After two consecutive lunar eclipses and one solar eclipse, a third lunar eclipse is set to take place this week
Chandra Grahan 2020: After two consecutive lunar eclipses and one solar eclipse, a third lunar eclipse is set to take place this week. Just like Strawberry Moon witnessed exactly a month ago, June 5 to be more precise, this week’s lunar eclipse is also penumbral and will take place on July 5. What’s more interesting is that the phenomenon which occurs once or twice in a year, is taking place four times in 2020. It is to note that this lunar eclipse will also mark a phenomenon which is known as Troika. This means that three eclipses take place in a short span of time.
Last month, on June 5, a lunar eclipse took place followed by a solar eclipse on June 21. With the third lunar eclipse this year, the rare phenomenon of Troika will be completed.
Now it is important to understand what exactly a lunar eclipse is. Notably, during a lunar eclipse, the positioning of the Sun, Earth and the Moon is usually in one line with Earth between the other two.
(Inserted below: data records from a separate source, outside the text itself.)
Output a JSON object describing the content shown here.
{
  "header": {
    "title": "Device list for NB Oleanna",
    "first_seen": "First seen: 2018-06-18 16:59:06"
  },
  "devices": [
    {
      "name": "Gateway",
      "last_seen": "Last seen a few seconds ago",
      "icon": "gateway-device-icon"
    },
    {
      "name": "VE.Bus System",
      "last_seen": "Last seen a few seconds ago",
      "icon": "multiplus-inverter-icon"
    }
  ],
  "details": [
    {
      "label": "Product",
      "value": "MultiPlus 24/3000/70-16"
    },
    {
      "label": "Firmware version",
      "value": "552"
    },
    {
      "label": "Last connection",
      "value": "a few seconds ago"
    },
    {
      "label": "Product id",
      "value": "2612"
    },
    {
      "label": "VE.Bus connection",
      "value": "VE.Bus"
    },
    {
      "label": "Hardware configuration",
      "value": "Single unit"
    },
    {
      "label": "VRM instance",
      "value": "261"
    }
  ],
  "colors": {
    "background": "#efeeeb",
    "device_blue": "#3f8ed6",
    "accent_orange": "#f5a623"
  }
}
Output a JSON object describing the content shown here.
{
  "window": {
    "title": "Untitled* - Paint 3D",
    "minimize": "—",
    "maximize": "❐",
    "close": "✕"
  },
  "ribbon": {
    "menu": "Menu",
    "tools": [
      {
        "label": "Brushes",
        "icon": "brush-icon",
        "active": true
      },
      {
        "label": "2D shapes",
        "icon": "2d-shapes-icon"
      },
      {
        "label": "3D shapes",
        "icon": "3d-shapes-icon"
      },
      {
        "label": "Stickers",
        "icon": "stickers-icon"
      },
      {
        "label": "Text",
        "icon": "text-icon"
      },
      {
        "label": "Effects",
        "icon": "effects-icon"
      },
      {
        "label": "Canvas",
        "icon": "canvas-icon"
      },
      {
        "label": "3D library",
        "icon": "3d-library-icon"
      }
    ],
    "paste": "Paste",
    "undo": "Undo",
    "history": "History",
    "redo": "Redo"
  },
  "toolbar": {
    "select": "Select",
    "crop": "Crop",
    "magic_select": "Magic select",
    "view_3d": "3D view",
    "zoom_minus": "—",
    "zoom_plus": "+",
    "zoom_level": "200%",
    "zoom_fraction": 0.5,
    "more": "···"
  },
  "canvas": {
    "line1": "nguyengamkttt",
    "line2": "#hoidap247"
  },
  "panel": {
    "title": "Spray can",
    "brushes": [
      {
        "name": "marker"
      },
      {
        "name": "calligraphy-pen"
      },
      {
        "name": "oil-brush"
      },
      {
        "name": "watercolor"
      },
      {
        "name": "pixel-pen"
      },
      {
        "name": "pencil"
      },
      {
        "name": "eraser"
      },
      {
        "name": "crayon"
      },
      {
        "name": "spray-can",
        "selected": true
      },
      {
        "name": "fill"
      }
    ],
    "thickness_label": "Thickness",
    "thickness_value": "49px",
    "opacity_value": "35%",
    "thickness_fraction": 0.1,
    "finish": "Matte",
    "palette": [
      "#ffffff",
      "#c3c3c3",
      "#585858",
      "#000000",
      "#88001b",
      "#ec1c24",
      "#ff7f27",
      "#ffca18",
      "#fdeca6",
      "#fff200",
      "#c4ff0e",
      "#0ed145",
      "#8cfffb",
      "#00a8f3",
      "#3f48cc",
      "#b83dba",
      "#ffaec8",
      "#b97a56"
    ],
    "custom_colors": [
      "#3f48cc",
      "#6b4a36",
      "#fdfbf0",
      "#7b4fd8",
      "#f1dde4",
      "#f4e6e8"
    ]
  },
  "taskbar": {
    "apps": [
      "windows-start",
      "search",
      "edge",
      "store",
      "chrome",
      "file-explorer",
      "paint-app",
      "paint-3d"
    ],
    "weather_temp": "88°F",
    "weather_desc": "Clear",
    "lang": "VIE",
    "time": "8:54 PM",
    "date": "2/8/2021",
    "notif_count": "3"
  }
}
When this happens, Earth is capable of blocking the sun’s light which eventually leads to the Moon being overshadowed.
There are three types of lunar eclipses that take place- total, partial and penumbral. Just like the name suggests, during total eclipse, the sunlight falling on the Moon is completely blocked which causes the Moon’s invisibility. During a partial eclipse, light falls on some part of the Moon and therefore it is somewhat visible. However, during a penumbral eclipse, which is this year’s eclipse also, the Moon will travel to the Earth’s penumbra and faint a bit.
According to information by Time and Date, the eclipse will be visible by South/West Europe, North America, South America, Africa and Antarctica. This means that those living in India will not be able to witness this week’s lunar eclipse.
The lunar eclipse will take place at 8:37 am IST and will reach its peak by 9:59 am IST. The expected ending of lunar eclipse is slated at 11:22 am IST.